More savvy users will be able to notice the many red flags across these pages, such as suspicious URLs and non-functioning links. However, less experienced and older users could easily be tricked into typing in their email address and password on this unsecured site being monitored by hackers.”
Emily Andrews from RecordsFinder says she thinks that Zoom is safe but also warns us about the dangers of Zoom’s phishing scams:
“Beware of emails with typical subject lines like ‘Zoom Account,’ ‘Missed Zoom Meeting,’ ‘Check your missed conference,’ etc. Scammers use such phishing email tactics and provide link[s] to the recipients. If users click on such links, they are asked to log in with their credentials to access the video recordings or join the meeting. But these login pages are fake, and hackers steal users’ users’ credentials. Sometimes, malware gets downloaded on their system.”

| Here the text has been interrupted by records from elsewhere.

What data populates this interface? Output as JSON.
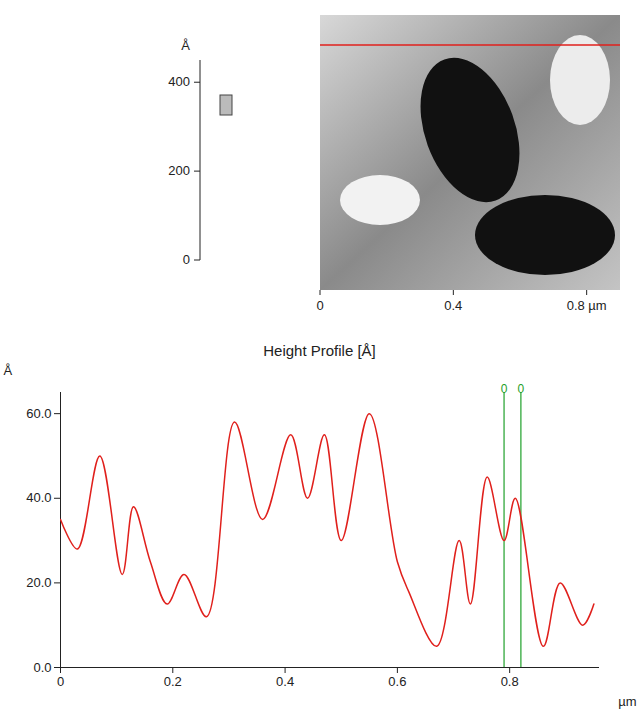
{
  "chart_data": {
    "type": "line",
    "title": "Height Profile [Å]",
    "xlabel": "µm",
    "ylabel": "Å",
    "x": [
      0,
      0.03,
      0.07,
      0.11,
      0.13,
      0.16,
      0.19,
      0.22,
      0.26,
      0.31,
      0.36,
      0.41,
      0.44,
      0.47,
      0.5,
      0.55,
      0.6,
      0.62,
      0.67,
      0.71,
      0.73,
      0.76,
      0.79,
      0.81,
      0.86,
      0.89,
      0.93,
      0.95
    ],
    "values": [
      35,
      28,
      50,
      22,
      38,
      25,
      15,
      22,
      12,
      58,
      35,
      55,
      40,
      55,
      30,
      60,
      25,
      18,
      5,
      30,
      15,
      45,
      30,
      40,
      5,
      20,
      10,
      15
    ],
    "color": "#e0201c",
    "xlim": [
      0,
      0.96
    ],
    "xticks": [
      {
        "value": 0,
        "label": "0"
      },
      0.2,
      0.4,
      0.6,
      0.8
    ],
    "ylim": [
      0,
      65
    ],
    "yticks": [
      {
        "value": 0,
        "label": "0.0"
      },
      {
        "value": 20,
        "label": "20.0"
      },
      {
        "value": 40,
        "label": "40.0"
      },
      {
        "value": 60,
        "label": "60.0"
      }
    ],
    "cursors": [
      0.79,
      0.82
    ],
    "cursor_labels": [
      "0",
      "0"
    ],
    "cursor_color": "#1fa02a",
    "grid": false
  },
  "afm_image": {
    "xlim": [
      0,
      0.9
    ],
    "xticks": [
      {
        "value": 0,
        "label": "0"
      },
      0.4,
      {
        "value": 0.8,
        "label": "0.8 µm"
      }
    ],
    "scale_bar": {
      "unit": "Å",
      "ylim": [
        0,
        450
      ],
      "ticks": [
        0,
        200,
        400
      ]
    },
    "line_color": "#e0201c"
  }
}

Conclusion on “Is Zoom Secure?”
As you have read here, Zoom has worked aggressively to solve most of its security issues. So, it would seem that Zoom is safe to use when users know how to leverage Zoom’s safety features. As Carla Diaz, Cofounder of Broadband Search tells us:
“Zoom can be secure if you use it correctly. The reason I say “if you use it correctly” is because behaving in a safe way when using Zoom will mean your data is more likely to be safe. Doing things like password protecting meetings, using the waiting room feature to double-check participants before starting, and locking the meeting once it’s begun will all make a big difference to your security. If you behave in the right way, you’ll avoid a lot of issues.”